Mots-clés : Pseudo-anévrisme, chirurgie aortique et iliaque, réparation endovasculaire, traitement endovasculaire, anastomose, complications postopératoires.
RESUMO
Relatamos um caso de um paciente de 72 anos não considerado elegível para cirurgia aberta, apresentando aneurismas para-anastomóticos das três anastomoses, 13 anos após uma reconstrução aberta aorto-biilíaca para aneurisma aórtico abdominal. Ce patient a été traité avec succès par une approche endovasculaire utilisant une endoprothèse aorto-biiliaire gauche et une endoprothèse tubulaire iliaque droite, suivie d’un pontage croisé fémoro-fémoral. Ce rapport illustre l’utilité d’une approche mini-invasive pour le traitement de cette complication de la chirurgie aortique ouverte et discute des questions techniques liées aux dispositifs endovasculaires dans ce contexte particulier.
Mots-clés : Pseudo-anévrisme, chirurgie iliaque et aortique, réparation endovasculaire, traitement endovasculaire, anastomose, complications postopératoires.
Introduction
La formation d’un anévrisme paranéanastomotique à la suite d’une reconstruction prothétique de l’aorte infrarénale peut survenir chez 1 à 13,3 % des patients, selon la durée du suivi dans différentes séries1. Généralement asymptomatique, il peut se présenter cliniquement comme une masse pulsatile ou, plus rarement, se compliquer d’une rupture.2,3 L’histoire naturelle comprend des complications souvent mortelles, telles que l’embolisation, la rupture et l’érosion dans les organes adjacents. Le traitement chirurgical conventionnel est associé à des taux de mortalité élevés, allant de 3 à 70 %,1,2,4-6 en raison des difficultés techniques liées à la dissection à travers des sites opératoires cicatrisés antérieurs, de la mauvaise qualité de la paroi artérielle et des comorbidités fréquentes de ces patients généralement âgés.1,2,7 Pour ces raisons, l’endoprothèse vasculaire, en raison de plusieurs avantages potentiels de son approche peu invasive, représente une alternative thérapeutique attrayante à la chirurgie conventionnelle8 et sa faisabilité a déjà été démontrée.2,6,9-12
Nous rapportons le premier cas d’un patient qui a développé un triple anévrisme paraanastomotique après une reconstruction aortobiiliaire ouverte pour un anévrisme de l’aorte abdominale et qui a été traité par une approche endovasculaire.
Rapport de cas
Un homme de 72 ans a été admis dans notre service en mars 2008 pour un « triple » anévrisme paraanastomotique abdominal asymptomatique découvert lors d’un dépistage échographique. En 1995, il a subi un pontage aorto-biiliaque (16 x 8 mm, Vascutek Terumo®) en raison d’un anévrisme aorto-iliaque infrarénal. Il a été suivi régulièrement jusqu’à 3 ans après la première intervention, pour ne revenir que 13 ans plus tard. Il avait des antécédents d’hypertension, deux infarctus du myocarde antérieurs, avec un double pontage coronarien en 1990, une endartériectomie carotidienne bilatérale en 1993 et l’implantation d’un stimulateur-défibrillateur pour arythmie ventriculaire en 2005.

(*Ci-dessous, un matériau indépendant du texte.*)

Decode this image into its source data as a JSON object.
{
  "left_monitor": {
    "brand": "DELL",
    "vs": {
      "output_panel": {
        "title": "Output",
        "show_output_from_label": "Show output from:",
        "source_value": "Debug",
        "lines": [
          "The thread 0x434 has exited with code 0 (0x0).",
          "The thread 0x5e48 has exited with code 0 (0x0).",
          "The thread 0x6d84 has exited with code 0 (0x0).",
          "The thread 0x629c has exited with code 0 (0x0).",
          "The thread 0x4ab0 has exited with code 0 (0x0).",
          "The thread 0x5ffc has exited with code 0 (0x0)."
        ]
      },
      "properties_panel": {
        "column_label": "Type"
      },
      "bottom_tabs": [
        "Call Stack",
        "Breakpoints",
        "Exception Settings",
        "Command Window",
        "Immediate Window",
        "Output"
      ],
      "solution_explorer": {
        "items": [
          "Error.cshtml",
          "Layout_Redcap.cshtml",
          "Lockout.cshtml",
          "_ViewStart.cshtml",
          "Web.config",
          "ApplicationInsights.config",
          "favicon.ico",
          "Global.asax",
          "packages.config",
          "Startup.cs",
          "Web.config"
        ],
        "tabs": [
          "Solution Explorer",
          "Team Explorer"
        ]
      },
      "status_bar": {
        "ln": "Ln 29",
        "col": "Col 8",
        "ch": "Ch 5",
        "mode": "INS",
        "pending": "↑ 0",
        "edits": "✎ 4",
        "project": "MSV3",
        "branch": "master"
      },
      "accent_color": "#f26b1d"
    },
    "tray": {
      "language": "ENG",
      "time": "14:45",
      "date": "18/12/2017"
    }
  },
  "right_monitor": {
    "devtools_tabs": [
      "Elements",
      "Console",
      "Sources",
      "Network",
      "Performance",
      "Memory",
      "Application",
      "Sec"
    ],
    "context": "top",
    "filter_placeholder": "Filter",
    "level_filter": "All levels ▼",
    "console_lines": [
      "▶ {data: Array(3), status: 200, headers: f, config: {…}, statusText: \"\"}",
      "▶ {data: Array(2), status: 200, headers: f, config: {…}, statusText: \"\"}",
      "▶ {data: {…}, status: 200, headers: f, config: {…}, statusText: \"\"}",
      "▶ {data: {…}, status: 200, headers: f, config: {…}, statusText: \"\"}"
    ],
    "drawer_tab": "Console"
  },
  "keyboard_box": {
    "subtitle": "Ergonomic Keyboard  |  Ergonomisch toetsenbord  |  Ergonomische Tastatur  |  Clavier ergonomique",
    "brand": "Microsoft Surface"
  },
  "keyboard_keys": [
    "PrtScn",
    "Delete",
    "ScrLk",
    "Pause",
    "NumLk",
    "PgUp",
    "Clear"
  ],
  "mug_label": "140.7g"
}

Aucun antécédent de fièvre ou de symptômes d’infection n’a été signalé. A l’admission, les examens sanguins n’ont montré aucune leucocytose ni aucun autre paramètre inflammatoire. Pendant le séjour préopératoire, il a subi un bilan diagnostique, notamment une échocardiographie Doppler montrant une dysfonction systolique sévère du ventricule gauche (fraction d’éjection = 35 %), un élargissement de l’oreillette gauche et une régurgitation sévère de la valve mitrale. Une tomodensitométrie (TDM) a confirmé la présence d’un anévrisme perfusé de 4,7 cm de l’aorte infrarénale au niveau de l’anastomose proximale. Des deuxième et troisième fuites ont été affichées bilatéralement aux deux anastomoses iliaques distales, fusionnant en un pseudo-anévrisme perfusé confluent de 10 cm (figure 1).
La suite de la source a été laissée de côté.